The Philadelphia 76ers drafted Spanarkel with the 16th overall pick in the 1979 NBA draft on October 17, and he spent his first season as a rookie, the 1979–80 campaign, with the Sixers. He was then drafted by the Dallas Mavericks and played the following four seasons with them, leading the club in scoring for the 1980–81 season with a 14.4 ppg average. His NBA career ended in 1984, after a season during which a broken right wrist cost him three months on the bench.

===American broadcaster===
Spanarkel worked 30 years as Nets television analyst (currently on the YES Network), both with Ian Eagle courtside as a color commentator and more recently as a studio host during pre and post-game. Spanarkel was terminated by YES prior to the 2020–21 season.
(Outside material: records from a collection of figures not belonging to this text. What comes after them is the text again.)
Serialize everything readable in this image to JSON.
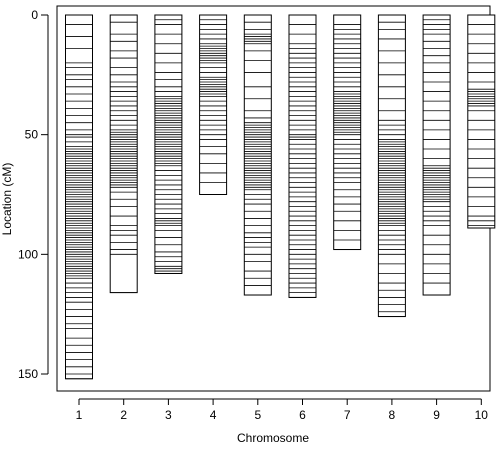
{
  "chart_data": {
    "type": "genetic-map",
    "xlabel": "Chromosome",
    "ylabel": "Location (cM)",
    "categories": [
      "1",
      "2",
      "3",
      "4",
      "5",
      "6",
      "7",
      "8",
      "9",
      "10"
    ],
    "ylim": [
      0,
      155
    ],
    "y_reversed": true,
    "yticks": [
      0,
      50,
      100,
      150
    ],
    "chromosome_length_cM": [
      152,
      116,
      108,
      75,
      117,
      118,
      98,
      126,
      117,
      89
    ],
    "markers": [
      [
        0,
        4,
        9,
        14,
        20,
        22,
        25,
        27,
        30,
        33,
        36,
        39,
        42,
        45,
        48,
        50,
        51,
        53,
        55,
        56,
        57,
        58,
        59,
        60,
        61,
        62,
        63,
        64,
        65,
        66,
        67,
        68,
        69,
        70,
        71,
        72,
        73,
        74,
        75,
        76,
        77,
        78,
        79,
        80,
        81,
        82,
        83,
        84,
        85,
        86,
        87,
        88,
        89,
        90,
        91,
        92,
        93,
        94,
        95,
        96,
        97,
        98,
        99,
        100,
        101,
        102,
        103,
        104,
        105,
        106,
        107,
        108,
        109,
        110,
        112,
        114,
        116,
        118,
        120,
        123,
        126,
        129,
        131,
        135,
        138,
        141,
        144,
        147,
        150,
        152
      ],
      [
        0,
        3,
        8,
        11,
        15,
        18,
        22,
        25,
        28,
        30,
        32,
        34,
        36,
        38,
        40,
        42,
        44,
        46,
        48,
        49,
        50,
        51,
        52,
        53,
        54,
        55,
        56,
        57,
        58,
        59,
        60,
        61,
        62,
        63,
        64,
        65,
        66,
        67,
        68,
        69,
        70,
        71,
        72,
        74,
        77,
        80,
        84,
        88,
        90,
        92,
        95,
        98,
        100,
        116
      ],
      [
        0,
        2,
        4,
        8,
        12,
        16,
        20,
        24,
        27,
        30,
        32,
        34,
        35,
        36,
        37,
        38,
        39,
        40,
        41,
        42,
        43,
        44,
        45,
        46,
        47,
        48,
        49,
        50,
        51,
        52,
        53,
        54,
        55,
        56,
        57,
        58,
        59,
        60,
        61,
        62,
        63,
        65,
        67,
        69,
        71,
        73,
        75,
        77,
        79,
        81,
        83,
        85,
        86,
        87,
        88,
        90,
        93,
        96,
        99,
        101,
        103,
        105,
        106,
        107,
        108
      ],
      [
        0,
        2,
        4,
        6,
        8,
        10,
        12,
        13,
        14,
        15,
        16,
        17,
        18,
        19,
        20,
        22,
        24,
        26,
        27,
        28,
        29,
        30,
        31,
        32,
        33,
        34,
        36,
        38,
        40,
        42,
        44,
        46,
        48,
        50,
        52,
        55,
        58,
        62,
        66,
        70,
        75
      ],
      [
        0,
        3,
        6,
        8,
        9,
        10,
        11,
        12,
        15,
        19,
        24,
        30,
        35,
        40,
        43,
        45,
        46,
        47,
        48,
        49,
        50,
        51,
        52,
        53,
        54,
        55,
        56,
        57,
        58,
        59,
        60,
        61,
        62,
        63,
        64,
        65,
        66,
        67,
        68,
        69,
        70,
        71,
        72,
        73,
        75,
        77,
        79,
        82,
        85,
        88,
        91,
        93,
        95,
        97,
        100,
        103,
        107,
        110,
        113,
        117
      ],
      [
        0,
        4,
        8,
        12,
        14,
        16,
        18,
        20,
        22,
        24,
        26,
        28,
        30,
        32,
        34,
        36,
        38,
        40,
        42,
        44,
        46,
        48,
        50,
        51,
        52,
        54,
        56,
        58,
        60,
        62,
        64,
        66,
        68,
        70,
        72,
        74,
        76,
        78,
        80,
        82,
        84,
        86,
        88,
        90,
        92,
        94,
        96,
        98,
        100,
        102,
        104,
        106,
        108,
        110,
        112,
        114,
        116,
        118
      ],
      [
        0,
        4,
        6,
        8,
        10,
        12,
        14,
        16,
        18,
        20,
        22,
        24,
        26,
        28,
        30,
        32,
        33,
        34,
        35,
        36,
        37,
        38,
        39,
        40,
        41,
        42,
        43,
        44,
        45,
        46,
        47,
        48,
        49,
        50,
        52,
        54,
        56,
        58,
        60,
        62,
        64,
        66,
        68,
        70,
        73,
        76,
        79,
        82,
        86,
        90,
        94,
        98
      ],
      [
        0,
        3,
        6,
        10,
        15,
        20,
        25,
        30,
        35,
        40,
        44,
        46,
        48,
        50,
        52,
        53,
        54,
        55,
        56,
        57,
        58,
        59,
        60,
        61,
        62,
        63,
        64,
        65,
        66,
        67,
        68,
        69,
        70,
        71,
        72,
        73,
        74,
        75,
        76,
        77,
        78,
        79,
        80,
        81,
        82,
        83,
        84,
        85,
        86,
        87,
        88,
        90,
        92,
        94,
        96,
        98,
        100,
        104,
        108,
        112,
        115,
        118,
        121,
        124,
        126
      ],
      [
        0,
        2,
        4,
        6,
        8,
        11,
        14,
        17,
        20,
        24,
        28,
        32,
        36,
        40,
        44,
        48,
        52,
        56,
        60,
        63,
        64,
        65,
        66,
        67,
        68,
        69,
        70,
        71,
        72,
        73,
        74,
        75,
        76,
        77,
        78,
        80,
        82,
        84,
        86,
        88,
        92,
        96,
        100,
        104,
        108,
        112,
        117
      ],
      [
        0,
        4,
        8,
        12,
        16,
        20,
        24,
        28,
        31,
        32,
        33,
        34,
        35,
        36,
        37,
        38,
        40,
        44,
        48,
        52,
        56,
        60,
        64,
        68,
        72,
        76,
        80,
        84,
        86,
        88,
        89
      ]
    ]
  }
}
Currently, he works CBS Sports' regular season and postseason coverage with Spero Dedes.

He joined CBS in early 1998 and worked first and second round tournament games with his Nets partner, Ian Eagle. He subsequently worked the next 17 tournaments with Eagle.
Starting with the 2015 tournament, Spanarkel moved up to a regional weekend crew, joining Verne Lundquist to work Sweet Sixteen and Elite Eight games for the first time. Lundquist retired from college basketball after the 2017 tournament, and Spanarkel was reunited with Eagle. In 2024 Eagle replaced Jim Nantz on the lead crew and Spanarkel was paired with Dedes, working First Four and first and second round games.

In addition to his work with CBS, he works primarily Big East Conference regular season games on FOX Sports.

He was previously a studio analyst for NBA TV. During his entire broadcasting career, he has provided basketball coverage on CBS Sports, ESPN, Fox Sports, and YES. In 2013, Spanarkel called the international telecasts of the 2013 NBA Finals alongside Eagle. He has also been chief commentator for the Travers Cups and various member guest tournaments at Upper Montclair.

==Personal life==
Spanarkel is married to Janet, and the couple has four children, James, Bridget, Stephanie, and Andrew. He is currently a First Vice President and a certified financial planner at Merrill Lynch in New Jersey.

Spanarkel has been a resident of Rutherford, New Jersey.

==Career statistics==

===NBA===
Source

====Regular season====

| Year | Team | GP | GS | MPG | FG% | 3P% | FT% | RPG | APG | SPG | BPG | PPG |
|---|---|---|---|---|---|---|---|---|---|---|---|---|
| 1979–80 | Philadelphia | 40 | 0 | 11.1 | '.471 | .000 | .831 | 1.4 | 1.3 | .3 | .2 | 5.0 |
| 1980–81 | Dallas | 82 |  | 28.3 | .467 | .100 | .887 | 3.6 | 2.8 | 1.4 | .2 | 14.4 |
| 1981–82 | Dallas | 82 | 1 | 21.4 | .479 | .333 | .853 | 2.6 | 2.5 | 1.0 | .1 | 10.1 |
| 1982–83 | Dallas | 48 | 4 | 15.0 | .462 | .200 | .779 | 1.8 | 1.6 | .6 | .1 | 5.7 |
| 1983–84 | Dallas | 7 | 0 | 7.7 | .438 | .500 | .692 | 1.0 | .7 | .9 | .0 | 3.4 |
| Career |  | 259 | 5 | 20.4 | .470 | .250 | .855 | 2.5 | 2.2 | 1.0 | .1 | 9.7 |

====Playoffs====

| Year | Team | GP | MPG | FG% | 3P% | FT% | RPG | APG | SPG | BPG | PPG |
|---|---|---|---|---|---|---|---|---|---|---|---|
| 1980 | Philadelphia | 5 | 1.6 | .000 | – | 1.000 | .2 | .2 | .0 | .0 | .4 |

==Honors==

- In 1990, Jim Spanarkel was inducted into the Duke Sports Hall of Fame.
- In 2001, Spanarkel was inducted into the Duke Circle of Honor.
- Jim Spanarkel was inducted into the UPI First Team All-America: 1979.
- He was inducted second into the All-ACC Team.
- MVP of All-ACC Tournament teams in 1978; 1979.
- He was the ACC Freshman of the year in 1976 for Duke.
- He has the NCAA East Regional MOP: 1978.
- He was the All-NCAA Tournament's Most Outstanding Player.
- Sparnakel was GTE Academic All-Americans consecutively in 1978 and 1979.
- James was team captain in 1978–1979.
- Won the Swett Memorial Trophy (Duke MVP) three years in a row: 1977, 1978, and 1979.
- In 2014, won the New York Emmy Award for Best Sports Analyst for the YES Network broadcasts of Brooklyn Nets games.